I’m going to give you a window into something that I do for my personal practice. Since my framework is devotional polytheism, I look at the faces of the God as separate gods, knowing that, as with all gods and goddesses, their own personality and identity is actually far more complex than what I see when I look at them. I interact with them as distinct persons and clear personalities, but I don’t have a dogmatic belief about their nature. The Brotherhood does not have any dogma about this matter either.

We are transitioning from the season of the Explorer to the season of the Lover, so I am going to show you my devotional ritual for the Lover.

First, I start by printing out the appropriate Eight-Fold God Prayer Candle Template provided by the Brotherhood here. These pages are intended for devotional candles (which is another method some Brothers use). For my purposes, I am going to use the God image, the prayer, and the list of correspondences off this page. As you will see, I am taking this in a different direction than just a simple candle.

I use the list of correspondences to collect items for an offering to the God. In this case, I have chosen the following for a connection to the Lover:

Vanilla Bean
Silver Candle
Peach Mango flavored coconut water

To the extent that’s feasible, I try to use things I have or are easily accessible to me. As you can see, many of these things can come from a typical grocery store. If they can come from your garden or are the result of your own labor, that’s even better.

I choose altar decorations that are compatible with the suggested colors and correspondences. In this case I chose flowers and rose quartz from the correspondences, as well as the grey cloth. I will also offer some of the flowers to the God during the ritual.

I always include some items that I can also consume, so that I can participate in the offering. I always include one liquid to be poured out. Sometimes I include an incense. This time I did not, since the chosen items already had some strong fragrances, which I did not want to overwhelm.

The idea is that the chosen items are the things that the Lover loves and appreciates. It is his taste and his embodiment. I am offering him what he likes, as any good host does, in the hope that he will feel welcome and spend time with me. I partake of these tastes and smells to bring myself closer to him.

I set these all up on the altar. It is a temporary altar, which is a focal point for the ritual. I print out and cut out the God image and place it on the altar. I also have an offering bowl to receive the items that I will be giving to the God.
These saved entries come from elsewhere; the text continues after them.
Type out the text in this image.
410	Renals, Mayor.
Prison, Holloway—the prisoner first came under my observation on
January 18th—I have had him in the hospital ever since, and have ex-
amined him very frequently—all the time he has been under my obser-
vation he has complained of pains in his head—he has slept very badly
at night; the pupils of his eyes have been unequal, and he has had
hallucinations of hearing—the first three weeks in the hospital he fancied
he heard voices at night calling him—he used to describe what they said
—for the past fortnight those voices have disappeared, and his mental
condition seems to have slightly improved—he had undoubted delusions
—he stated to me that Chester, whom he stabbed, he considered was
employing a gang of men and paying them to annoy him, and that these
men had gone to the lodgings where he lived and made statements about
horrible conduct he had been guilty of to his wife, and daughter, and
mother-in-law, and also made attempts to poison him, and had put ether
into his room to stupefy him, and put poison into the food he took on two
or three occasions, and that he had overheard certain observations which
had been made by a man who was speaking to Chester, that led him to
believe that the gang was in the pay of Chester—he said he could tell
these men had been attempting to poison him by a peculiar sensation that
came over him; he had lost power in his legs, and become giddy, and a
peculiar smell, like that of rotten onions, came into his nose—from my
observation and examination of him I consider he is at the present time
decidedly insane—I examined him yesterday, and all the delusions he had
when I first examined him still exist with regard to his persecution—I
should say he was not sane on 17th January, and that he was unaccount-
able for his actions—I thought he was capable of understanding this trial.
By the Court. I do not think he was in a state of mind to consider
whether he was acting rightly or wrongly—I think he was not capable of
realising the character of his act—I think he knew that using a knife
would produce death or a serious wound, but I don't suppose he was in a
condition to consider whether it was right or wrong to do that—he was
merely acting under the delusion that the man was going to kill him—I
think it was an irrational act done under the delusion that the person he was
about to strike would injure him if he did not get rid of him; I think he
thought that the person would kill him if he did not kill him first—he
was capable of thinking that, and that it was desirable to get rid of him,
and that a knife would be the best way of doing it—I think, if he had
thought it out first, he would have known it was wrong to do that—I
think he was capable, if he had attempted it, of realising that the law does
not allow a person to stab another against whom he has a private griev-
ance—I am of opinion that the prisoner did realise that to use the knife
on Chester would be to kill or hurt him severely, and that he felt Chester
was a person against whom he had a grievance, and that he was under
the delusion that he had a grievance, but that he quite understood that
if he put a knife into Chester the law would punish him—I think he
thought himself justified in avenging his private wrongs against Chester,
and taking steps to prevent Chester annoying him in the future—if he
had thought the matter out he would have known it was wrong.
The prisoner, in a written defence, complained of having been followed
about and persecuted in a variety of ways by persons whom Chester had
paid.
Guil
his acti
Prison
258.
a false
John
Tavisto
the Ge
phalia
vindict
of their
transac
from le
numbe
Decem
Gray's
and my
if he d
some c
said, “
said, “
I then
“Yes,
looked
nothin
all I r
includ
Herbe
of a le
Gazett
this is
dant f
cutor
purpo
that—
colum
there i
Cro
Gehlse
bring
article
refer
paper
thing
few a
I light the candle. I read the prayer provided aloud. I also usually provide a prayer of my own. I breathe. I smell the flowers.

I place the items into the offering bowl one by one, offering them to the God and also appreciating them myself – by smell, by looking, or in the case of the plum and avocado this time, I keep a few pieces for myself to eat. At each step, I raise the offering bowl, being mindful of the offering and the hospitality.

Then I pour out the drink, first to the God and then to myself.

The altar to the Lover, with the offering given

The altar to the Lover, with the offering given

At this point, I may offer another prayer, and then I sit for a while in the presence of the God. I usually keep a notebook handy, in case I receive a message or impression. Sometimes, I am inspired to write down quite a lot at this time. Sometimes, it is just a matter of being present and aware.

When I am done, I thank the God for being with me. In the Brotherhood, we do not “dismiss” the Gods. We say “I honor you always in the circle of my life” to divine presences as a closure to rituals, and then blow out the candle. It’s a closure to this interaction, but we will always welcome the ongoing presence of the God.

I typically take down the temporary altar that same day. I take the contents of the offering bowl and return it to the elements, usually putting it into the earth in my garden. I use this ritual during the season for each God, and at other times as needed, when I have felt the need to connect.